President Barack Obama’s pick for a powerful federal appeals court was in peril on Tuesday after it was revealed that the nominee had written legal opinions supporting the U.S. killing of an American citizen overseas with a drone.
David Barron, a former Justice Department lawyer in the Obama administration and now a Harvard Law School professor, is facing doubts from both Republicans and Democrats, The New York Times
Barron was chosen by the president last year to fill the vacancy on the U.S. Court of Appeals for the First Circuit, and he only needs 51 votes in the Senate for confirmation, meaning that a handful of Democrats could defect and he would still be approved.
But Senate Majority Leader Harry Reid is holding up the vote on the judicial nominee as more questions are raised over his controversial opinions.
Republicans are concerned about Barron’s radical liberal views on the Constitution, while Democrats who are vulnerable in the midterms are fearful that they may anger voters at home by backing the nominee.
The American Civil Liberties Union, meanwhile, has written to all 100 senators this week, urging them to put off a vote on Barron’s confirmation until the White House released his legal memos on the drone program, written while he was at the Justice Department, according to the Times.

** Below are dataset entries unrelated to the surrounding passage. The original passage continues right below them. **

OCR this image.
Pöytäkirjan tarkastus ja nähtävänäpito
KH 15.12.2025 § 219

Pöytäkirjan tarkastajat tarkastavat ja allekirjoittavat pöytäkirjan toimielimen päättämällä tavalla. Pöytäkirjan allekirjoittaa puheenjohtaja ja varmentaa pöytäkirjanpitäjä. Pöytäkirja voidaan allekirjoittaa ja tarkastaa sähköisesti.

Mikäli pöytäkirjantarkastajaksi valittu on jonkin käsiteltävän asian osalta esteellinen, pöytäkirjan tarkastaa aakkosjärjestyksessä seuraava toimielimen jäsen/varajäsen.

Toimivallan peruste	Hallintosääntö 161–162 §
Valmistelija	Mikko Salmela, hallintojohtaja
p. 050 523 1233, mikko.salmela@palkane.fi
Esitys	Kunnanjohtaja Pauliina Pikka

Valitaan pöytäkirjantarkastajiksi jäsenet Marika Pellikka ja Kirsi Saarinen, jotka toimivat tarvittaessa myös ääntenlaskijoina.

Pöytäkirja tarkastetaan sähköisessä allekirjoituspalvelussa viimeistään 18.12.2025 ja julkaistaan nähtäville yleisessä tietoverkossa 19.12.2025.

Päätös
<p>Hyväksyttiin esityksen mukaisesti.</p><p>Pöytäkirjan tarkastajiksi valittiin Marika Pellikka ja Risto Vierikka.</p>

And even the White House appeared to be wavering, as the administration said it would not proceed with the nomination until it had decided how to release information on Barron’s opinions justifying drone strikes.
Kentucky GOP Sen. Rand Paul also vowed to hinder Barron’s confirmation if the administration did not release one of the legal documents Barron had written about drones. Last year, in a 13-hour Senate speech, Paul demanded more information from the White House about drone justification.
Republican Texas Sen. Ted Cruz said during Barron’s confirmation hearings that he doubted whether a person with such "a progressive view of the Constitution" could serve on the federal bench, the Times reported.
On the Democratic side, embattled Sens. Mark Begich of Alaska and Mary Landrieu of Louisiana are uncertain whether they will approve Barron’s nomination, due to worries about upsetting voters in November.
In a Freedom of Information Act suit, a court has ordered the White House to turn over Barron’s drone memos from his time in the Justice Department. But the administration is delaying the release while weighing whether to appeal, the Times added.
Colorado Democrat Sen. Mark Udall said he would not support Barron’s nomination if the administration did not hand over the memos. And Democrat Sen. Ron Wyden of Oregon also said the final vote in the Senate should not proceed without Barron’s opinions being made public.